Les chutes constituent une préoccupation majeure pour les personnes atteintes de la maladie de Parkinson, surtout à mesure que la maladie progresse. Près de la moitié des personnes atteintes de la maladie de Parkinson subiront une chute au moins une fois, et ces incidents peuvent entraîner des blessures graves comme des fractures et des traumatismes crâniens. Comprendre les facteurs de risque et prendre des mesures proactives est essentiel pour maintenir l’indépendance et la qualité de vie.
Comment les impacts de la maladie de Parkinson s’équilibrent
La maladie de Parkinson affecte les régions du cerveau qui contrôlent les mouvements, entraînant plusieurs symptômes augmentant le risque de chute. Ceux-ci incluent un mauvais équilibre dû à des muscles affaiblis, des changements de posture et des réflexes ralentis ; gel de la démarche, où les pieds semblent collés au sol ; changements cognitifs ayant un impact sur la concentration ; étapes de mélange (festination ) qui provoquent un trébuchement ; chute soudaine de la tension artérielle (hypotension orthostatique ) ; difficulté à détecter la position du pied ; et des problèmes de vision.
Les médicaments peuvent également contribuer aux chutes, en particulier les narcotiques, certains médicaments antiépileptiques ou la polypharmacie (prise de plusieurs médicaments à la fois). Les médicaments contre la maladie de Parkinson eux-mêmes peuvent parfois provoquer de la somnolence ou de la confusion comme effets secondaires.
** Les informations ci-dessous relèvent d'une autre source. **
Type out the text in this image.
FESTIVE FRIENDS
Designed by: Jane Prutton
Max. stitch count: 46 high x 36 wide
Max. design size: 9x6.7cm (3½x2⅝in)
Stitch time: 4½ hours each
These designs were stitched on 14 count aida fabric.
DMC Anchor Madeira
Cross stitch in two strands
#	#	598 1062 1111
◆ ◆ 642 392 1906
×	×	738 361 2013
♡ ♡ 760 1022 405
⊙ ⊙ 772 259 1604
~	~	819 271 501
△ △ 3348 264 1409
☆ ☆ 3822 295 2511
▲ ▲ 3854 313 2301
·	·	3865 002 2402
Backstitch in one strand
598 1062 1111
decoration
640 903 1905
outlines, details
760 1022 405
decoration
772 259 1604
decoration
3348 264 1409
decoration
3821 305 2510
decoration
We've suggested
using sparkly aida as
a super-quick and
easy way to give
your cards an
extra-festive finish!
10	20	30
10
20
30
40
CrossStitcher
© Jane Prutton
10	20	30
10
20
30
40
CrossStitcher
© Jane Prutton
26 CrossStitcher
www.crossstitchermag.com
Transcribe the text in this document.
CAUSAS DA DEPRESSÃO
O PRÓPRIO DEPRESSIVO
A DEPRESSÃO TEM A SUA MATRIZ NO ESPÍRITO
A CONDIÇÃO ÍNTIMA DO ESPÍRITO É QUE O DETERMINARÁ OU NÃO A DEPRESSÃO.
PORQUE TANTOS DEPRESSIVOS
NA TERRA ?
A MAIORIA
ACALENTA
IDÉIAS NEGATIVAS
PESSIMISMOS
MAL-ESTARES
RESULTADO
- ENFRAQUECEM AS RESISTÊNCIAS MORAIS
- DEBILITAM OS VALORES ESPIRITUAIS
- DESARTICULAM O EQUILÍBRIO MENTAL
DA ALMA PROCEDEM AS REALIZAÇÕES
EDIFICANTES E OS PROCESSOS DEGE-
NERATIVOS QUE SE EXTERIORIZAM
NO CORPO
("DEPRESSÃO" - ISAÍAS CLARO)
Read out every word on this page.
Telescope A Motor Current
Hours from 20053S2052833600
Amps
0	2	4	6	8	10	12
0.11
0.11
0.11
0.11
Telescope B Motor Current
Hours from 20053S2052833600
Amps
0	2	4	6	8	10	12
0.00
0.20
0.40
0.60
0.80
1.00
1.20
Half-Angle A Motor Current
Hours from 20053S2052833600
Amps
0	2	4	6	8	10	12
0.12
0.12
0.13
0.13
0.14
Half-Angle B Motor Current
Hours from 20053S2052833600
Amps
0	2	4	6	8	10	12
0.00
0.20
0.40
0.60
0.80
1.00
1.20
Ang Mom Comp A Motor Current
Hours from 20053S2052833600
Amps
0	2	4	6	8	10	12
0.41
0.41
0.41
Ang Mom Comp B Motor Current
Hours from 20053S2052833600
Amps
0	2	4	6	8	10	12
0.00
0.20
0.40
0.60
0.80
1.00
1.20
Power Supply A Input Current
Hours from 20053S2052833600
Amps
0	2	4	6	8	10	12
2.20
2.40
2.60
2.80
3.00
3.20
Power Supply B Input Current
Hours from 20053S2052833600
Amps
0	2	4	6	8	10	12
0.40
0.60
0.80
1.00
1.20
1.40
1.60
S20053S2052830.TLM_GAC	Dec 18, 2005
À mesure que la maladie progresse, le mouvement devient moins automatique, exigeant un effort conscient à chaque pas. Toute distraction peut déséquilibrer.
Passer à l’action : ce que vous pouvez faire
La première étape pour prévenir les chutes est une discussion ouverte avec votre professionnel de la santé. Évoquez les médicaments, les problèmes de tension artérielle, les épisodes de gel et les changements cognitifs afin qu’ils puissent être résolus. Les médecins peuvent ajuster les médicaments pour minimiser les effets secondaires, rechercher les causes sous-jacentes telles que des problèmes de vision ou une neuropathie et garantir un apport adéquat en vitamine D et en calcium pour la santé des os.
La physiothérapie est cruciale. Les thérapeutes peuvent enseigner des stratégies de mouvement personnalisées, des exercices de renforcement musculaire et l’utilisation appropriée d’appareils fonctionnels comme des marchettes.
- Indices de mouvement : Si vous vous figez, essayez de déplacer votre poids, de faire un pas sur le côté, de lever le bras ou d’utiliser des indices visuels comme un pointeur laser sur le sol. Imaginer un obstacle à franchir peut aussi aider.
- LSVT BIG : Cette thérapie se concentre sur des mouvements plus larges pour contrecarrer les symptômes de la maladie de Parkinson et améliorer la démarche.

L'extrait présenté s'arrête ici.